Deep learning-based algorithm for automatic quantification of nigrosome-1 and Parkinsonism classification using susceptibility map-weighted MRI

Pae Sun Suh; Hwan Heo; Chong Hyun Suh; Myeong Oh Lee; Soohwa Song; Dong Hoon Shin; Sung Yang Jo; Sun Ju Chung; Hwon Heo; Woo Hyun Shim; Ho Sung Kim; Sang Joon Kim; Eung Yeop Kim

doi:10.3174/ajnr.A8585

Deep learning-based algorithm for automatic quantification of nigrosome-1 and Parkinsonism classification using susceptibility map-weighted MRI

AJNR Am J Neuroradiol. 2024 Nov 15:ajnr.A8585. doi: 10.3174/ajnr.A8585. Online ahead of print.

Authors

Affiliation

¹ Department of Radiology and Research Institute of Radiology (P.S.S., C.H.S., H.H., W.H.S., H.S.K., S.J.K.), Asan Medical Center, University of Ulsan College of Medicine, Seoul, Republic of Korea; Department of Radiology and Research Institute of Radiological Science and Center for Clinical Imaging Data Science(P.S.S.), Yonsei University College of Medicine, Seoul, South Korea; Heuron Co.Ltd. (H.H., M.O.L., S.H.S., D.H.S.) Seoul, Republic of Korea; Department of Neurology (S.J.C., S.Y.J.), Asan Medical Center, University of Ulsan College of Medicine, Seoul, Republic of Korea; Department of Radiology (E.Y.K), Samsung Medical Center, Sungkyunkwan University School of Medicine, Seoul, Republic of Korea.

PMID: 39547802
DOI: 10.3174/ajnr.A8585

Abstract

Background and purpose: To develop and validate a deep learning-based automatic quantification for nigral hyperintensity and a classification algorithm for neurodegenerative parkinsonism using susceptibility map-weighted imaging (SMwI).

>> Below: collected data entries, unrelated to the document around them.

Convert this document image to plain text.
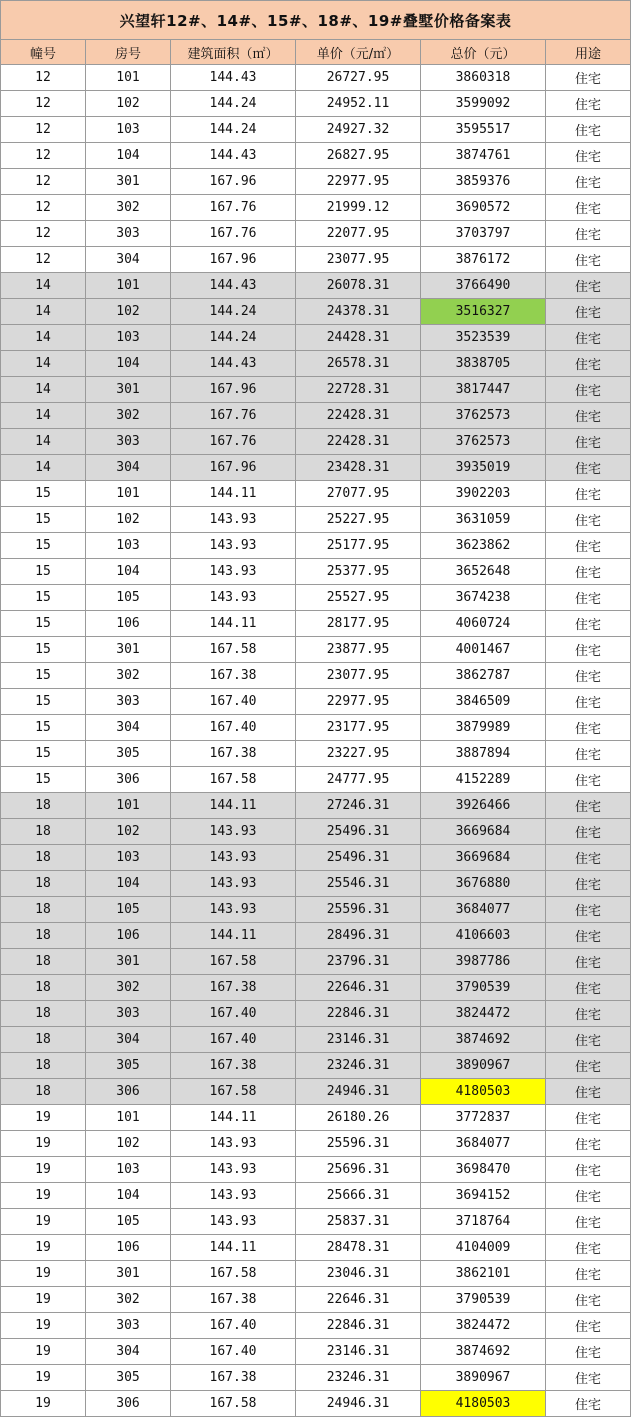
兴望轩12#、14#、15#、18#、19#叠墅价格备案表					
幢号	房号	建筑面积（㎡）	单价（元/㎡）	总价（元）	用途
12	101	144.43	26727.95	3860318	住宅
12	102	144.24	24952.11	3599092	住宅
12	103	144.24	24927.32	3595517	住宅
12	104	144.43	26827.95	3874761	住宅
12	301	167.96	22977.95	3859376	住宅
12	302	167.76	21999.12	3690572	住宅
12	303	167.76	22077.95	3703797	住宅
12	304	167.96	23077.95	3876172	住宅
14	101	144.43	26078.31	3766490	住宅
14	102	144.24	24378.31	3516327	住宅
14	103	144.24	24428.31	3523539	住宅
14	104	144.43	26578.31	3838705	住宅
14	301	167.96	22728.31	3817447	住宅
14	302	167.76	22428.31	3762573	住宅
14	303	167.76	22428.31	3762573	住宅
14	304	167.96	23428.31	3935019	住宅
15	101	144.11	27077.95	3902203	住宅
15	102	143.93	25227.95	3631059	住宅
15	103	143.93	25177.95	3623862	住宅
15	104	143.93	25377.95	3652648	住宅
15	105	143.93	25527.95	3674238	住宅
15	106	144.11	28177.95	4060724	住宅
15	301	167.58	23877.95	4001467	住宅
15	302	167.38	23077.95	3862787	住宅
15	303	167.40	22977.95	3846509	住宅
15	304	167.40	23177.95	3879989	住宅
15	305	167.38	23227.95	3887894	住宅
15	306	167.58	24777.95	4152289	住宅
18	101	144.11	27246.31	3926466	住宅
18	102	143.93	25496.31	3669684	住宅
18	103	143.93	25496.31	3669684	住宅
18	104	143.93	25546.31	3676880	住宅
18	105	143.93	25596.31	3684077	住宅
18	106	144.11	28496.31	4106603	住宅
18	301	167.58	23796.31	3987786	住宅
18	302	167.38	22646.31	3790539	住宅
18	303	167.40	22846.31	3824472	住宅
18	304	167.40	23146.31	3874692	住宅
18	305	167.38	23246.31	3890967	住宅
18	306	167.58	24946.31	4180503	住宅
19	101	144.11	26180.26	3772837	住宅
19	102	143.93	25596.31	3684077	住宅
19	103	143.93	25696.31	3698470	住宅
19	104	143.93	25666.31	3694152	住宅
19	105	143.93	25837.31	3718764	住宅
19	106	144.11	28478.31	4104009	住宅
19	301	167.58	23046.31	3862101	住宅
19	302	167.38	22646.31	3790539	住宅
19	303	167.40	22846.31	3824472	住宅
19	304	167.40	23146.31	3874692	住宅
19	305	167.38	23246.31	3890967	住宅
19	306	167.58	24946.31	4180503	住宅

Materials and methods: We retrospectively collected 450 participants (210 with idiopathic Parkinson's disease [IPD] and 240 individuals in the control group) for training data between November 2022 and May 2023, and 237 participants (168 with IPD, 58 with essential tremor, and 11 with drug-induced Parkinsonism) for validation data between July 2021 and January 2022. SMwI data were reconstructed from multi-echo GRE. Diagnostic performance for diagnosing IPD was assessed using deep learning-based automatic quantification (Heuron NI) and classification (Heuron IPD) model. Reference standard for IPD was based on ¹⁸F-FP-CIT PET finding. Additionally, the correlation between the H&Y stage and volume of nigral hyperintensity in patients with IPD was assessed.

Results: Quantification of nigral hyperintensity using Heuron NI showed AUC of 0.915 (95% CI, 0.872-0.947) and 0.928 (95% CI, 0.887-0.957) on the left and right, respectively. Classification of nigral hyperintensity abnormality using Heuron IPD showed AUC of 0.967 (95% CI, 0.881-0.991) and 0.976 (95% CI, 0.948-0.992) on the left and right, respectively. H&Y score ≥ 3 showed significant smaller nigral hyperintensity volume (1.43 ± 1.19 mm³) compared to H&Y score 1-2.5 (1.98 ± 1.63 mm³; p = 0.008).

Conclusions: Our deep learning-based model proves rapid, accurate automatic quantification of nigral hyperintensity, facilitating IPD diagnosis, symptom severity prediction, and patient stratification for personalized therapy. Further study is warranted to validate the findings across various clinical settings.

Abbreviations: IPD = Idiopathic Parkinson's disease; SN = substantia nigra; SMwI = susceptibility map weighted imaging; QSM = quantitative susceptibility mapping; CNN = convolutional neural network; ICV = intracranial volume.